With this in mind, he visited, accompanied by business leaders:

- April 2004: Geneva, with 50 businessmen.
- October 2004: Canada, with 80 businessmen. During his visit, he heavily emphasized Burkina Faso's gold mining potential.
- April 2005: France, with 70 businessmen.
- September 2005: Malaysia, again with around 50 businessmen.

The most significant results of this came after the visit to Canada. It was during this visit that major gold mines were opened, including the first gold mine in Taparko (Sanmatenga province). By 2009, six gold mines were operational, placing gold at the top of the list of products exported from the country, ahead of cotton.
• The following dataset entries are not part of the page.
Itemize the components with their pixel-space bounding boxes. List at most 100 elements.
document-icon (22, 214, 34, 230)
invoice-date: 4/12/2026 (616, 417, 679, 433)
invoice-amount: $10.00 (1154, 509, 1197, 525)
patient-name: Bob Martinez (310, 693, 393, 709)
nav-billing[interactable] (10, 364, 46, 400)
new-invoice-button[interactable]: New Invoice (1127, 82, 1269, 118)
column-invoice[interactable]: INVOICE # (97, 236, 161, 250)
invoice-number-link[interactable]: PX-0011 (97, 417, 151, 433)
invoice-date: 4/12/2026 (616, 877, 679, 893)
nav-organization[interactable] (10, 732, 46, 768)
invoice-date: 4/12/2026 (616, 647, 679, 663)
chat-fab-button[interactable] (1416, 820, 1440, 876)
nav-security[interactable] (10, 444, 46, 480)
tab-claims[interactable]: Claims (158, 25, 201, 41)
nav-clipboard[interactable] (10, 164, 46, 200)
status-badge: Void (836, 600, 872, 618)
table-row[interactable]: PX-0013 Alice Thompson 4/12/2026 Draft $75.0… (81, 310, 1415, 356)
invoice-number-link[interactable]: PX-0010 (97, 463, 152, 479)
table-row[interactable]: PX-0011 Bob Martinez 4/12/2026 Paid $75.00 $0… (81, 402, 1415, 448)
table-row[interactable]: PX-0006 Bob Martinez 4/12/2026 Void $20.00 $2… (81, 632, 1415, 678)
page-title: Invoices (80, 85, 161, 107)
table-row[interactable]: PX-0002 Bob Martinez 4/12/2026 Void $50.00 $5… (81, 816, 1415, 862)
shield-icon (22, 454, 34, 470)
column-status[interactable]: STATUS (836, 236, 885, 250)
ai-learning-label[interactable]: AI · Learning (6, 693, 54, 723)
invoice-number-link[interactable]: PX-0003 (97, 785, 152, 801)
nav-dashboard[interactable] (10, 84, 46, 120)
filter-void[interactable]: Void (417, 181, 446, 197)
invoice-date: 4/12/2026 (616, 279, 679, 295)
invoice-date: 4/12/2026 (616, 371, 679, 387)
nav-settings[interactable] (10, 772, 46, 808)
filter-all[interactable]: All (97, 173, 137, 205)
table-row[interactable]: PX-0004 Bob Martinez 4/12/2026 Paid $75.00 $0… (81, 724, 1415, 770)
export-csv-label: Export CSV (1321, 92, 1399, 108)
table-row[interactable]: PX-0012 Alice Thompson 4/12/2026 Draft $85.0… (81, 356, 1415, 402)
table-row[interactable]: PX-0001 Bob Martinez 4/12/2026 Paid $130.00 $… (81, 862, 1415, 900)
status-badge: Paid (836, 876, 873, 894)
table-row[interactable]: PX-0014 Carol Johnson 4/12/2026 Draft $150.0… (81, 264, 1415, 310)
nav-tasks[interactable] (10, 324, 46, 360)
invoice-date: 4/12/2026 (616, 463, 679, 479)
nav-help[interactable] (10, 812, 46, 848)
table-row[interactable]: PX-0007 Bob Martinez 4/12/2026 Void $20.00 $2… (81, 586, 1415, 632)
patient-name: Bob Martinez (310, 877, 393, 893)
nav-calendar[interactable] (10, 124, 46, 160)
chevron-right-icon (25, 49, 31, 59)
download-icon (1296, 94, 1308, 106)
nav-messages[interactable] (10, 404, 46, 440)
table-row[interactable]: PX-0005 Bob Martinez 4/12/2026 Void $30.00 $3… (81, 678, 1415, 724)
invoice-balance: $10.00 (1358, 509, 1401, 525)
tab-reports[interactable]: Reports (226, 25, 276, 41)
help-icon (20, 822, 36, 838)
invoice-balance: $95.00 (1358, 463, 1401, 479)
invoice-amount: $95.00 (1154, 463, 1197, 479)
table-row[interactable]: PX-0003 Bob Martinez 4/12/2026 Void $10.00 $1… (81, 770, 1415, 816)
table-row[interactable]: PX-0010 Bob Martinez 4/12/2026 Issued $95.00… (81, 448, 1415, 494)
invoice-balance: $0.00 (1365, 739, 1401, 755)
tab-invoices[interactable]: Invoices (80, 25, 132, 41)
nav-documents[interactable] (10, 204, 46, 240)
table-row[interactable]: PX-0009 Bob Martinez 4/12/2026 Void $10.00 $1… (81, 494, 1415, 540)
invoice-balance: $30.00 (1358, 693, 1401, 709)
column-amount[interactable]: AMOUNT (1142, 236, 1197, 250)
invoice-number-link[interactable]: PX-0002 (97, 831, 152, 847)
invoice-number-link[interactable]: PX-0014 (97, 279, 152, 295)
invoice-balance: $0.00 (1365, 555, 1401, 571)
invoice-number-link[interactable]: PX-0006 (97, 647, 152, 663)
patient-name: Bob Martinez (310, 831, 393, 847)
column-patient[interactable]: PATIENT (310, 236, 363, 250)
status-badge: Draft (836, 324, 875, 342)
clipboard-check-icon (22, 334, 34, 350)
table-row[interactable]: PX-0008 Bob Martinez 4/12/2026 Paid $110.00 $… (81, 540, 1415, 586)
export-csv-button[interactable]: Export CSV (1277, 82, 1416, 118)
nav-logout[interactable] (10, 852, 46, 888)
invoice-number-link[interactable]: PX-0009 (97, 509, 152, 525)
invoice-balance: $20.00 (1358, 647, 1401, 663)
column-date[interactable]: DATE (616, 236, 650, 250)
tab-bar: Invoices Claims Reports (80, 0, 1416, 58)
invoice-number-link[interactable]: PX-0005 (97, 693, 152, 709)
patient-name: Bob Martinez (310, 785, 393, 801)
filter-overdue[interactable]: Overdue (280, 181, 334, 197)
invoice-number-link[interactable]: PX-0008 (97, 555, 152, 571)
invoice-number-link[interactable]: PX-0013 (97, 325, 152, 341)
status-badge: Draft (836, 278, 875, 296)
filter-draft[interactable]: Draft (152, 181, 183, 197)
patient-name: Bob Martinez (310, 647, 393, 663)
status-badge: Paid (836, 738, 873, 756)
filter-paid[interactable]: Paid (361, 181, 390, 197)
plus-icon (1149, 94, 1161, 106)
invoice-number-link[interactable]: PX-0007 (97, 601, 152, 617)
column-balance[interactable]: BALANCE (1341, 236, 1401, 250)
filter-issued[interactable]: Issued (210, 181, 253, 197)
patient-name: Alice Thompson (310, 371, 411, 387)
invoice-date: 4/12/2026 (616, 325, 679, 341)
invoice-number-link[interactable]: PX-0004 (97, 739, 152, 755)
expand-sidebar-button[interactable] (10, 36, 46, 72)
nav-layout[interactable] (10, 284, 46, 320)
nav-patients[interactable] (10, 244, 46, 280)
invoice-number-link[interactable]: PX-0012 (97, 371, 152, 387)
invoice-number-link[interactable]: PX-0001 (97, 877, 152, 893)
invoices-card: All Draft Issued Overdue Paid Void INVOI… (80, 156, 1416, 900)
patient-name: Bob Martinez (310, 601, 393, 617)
Currently, a new mining code is in the process of being adopted, to strike a balance between the profits made by miners, the government and the local populations.

===Achievements within the Economic and Social Council===
Since 2012, as President of the Economic and Social Council, Yonli has published various reports including:
- A report on agriculture, highlighting the need to develop this sector in Burkina Faso.
- A second report on gold and the need to submit a new mining code to the National Assembly.
- A third report on governance and distrust of public authority, with solutions for sustainable social stability.

==Opposition to Article 37==
Having reiterated the legality of such a Constitutional reform during a meeting of the CDP at the Stade du 4 Août, Yonli nevertheless officially participated in Autumn 2014 in the drafting of a public report to the Economic and Social Council on the political and social risks linked to such a Constitutional reform.

It is noteworthy that the National Assembly's draft vote on the reform of Article 37 of Burkina Faso's Constitution ultimately caused President Blaise Compaoré's demise.

==Distinctions and awards==
- Member of several charitable organizations
- Grand Officer of the National Order
- Officer of the National Order
- Commander of the Order of Brilliant Star with a special grand cordon, of the Republic of China (Taiwan).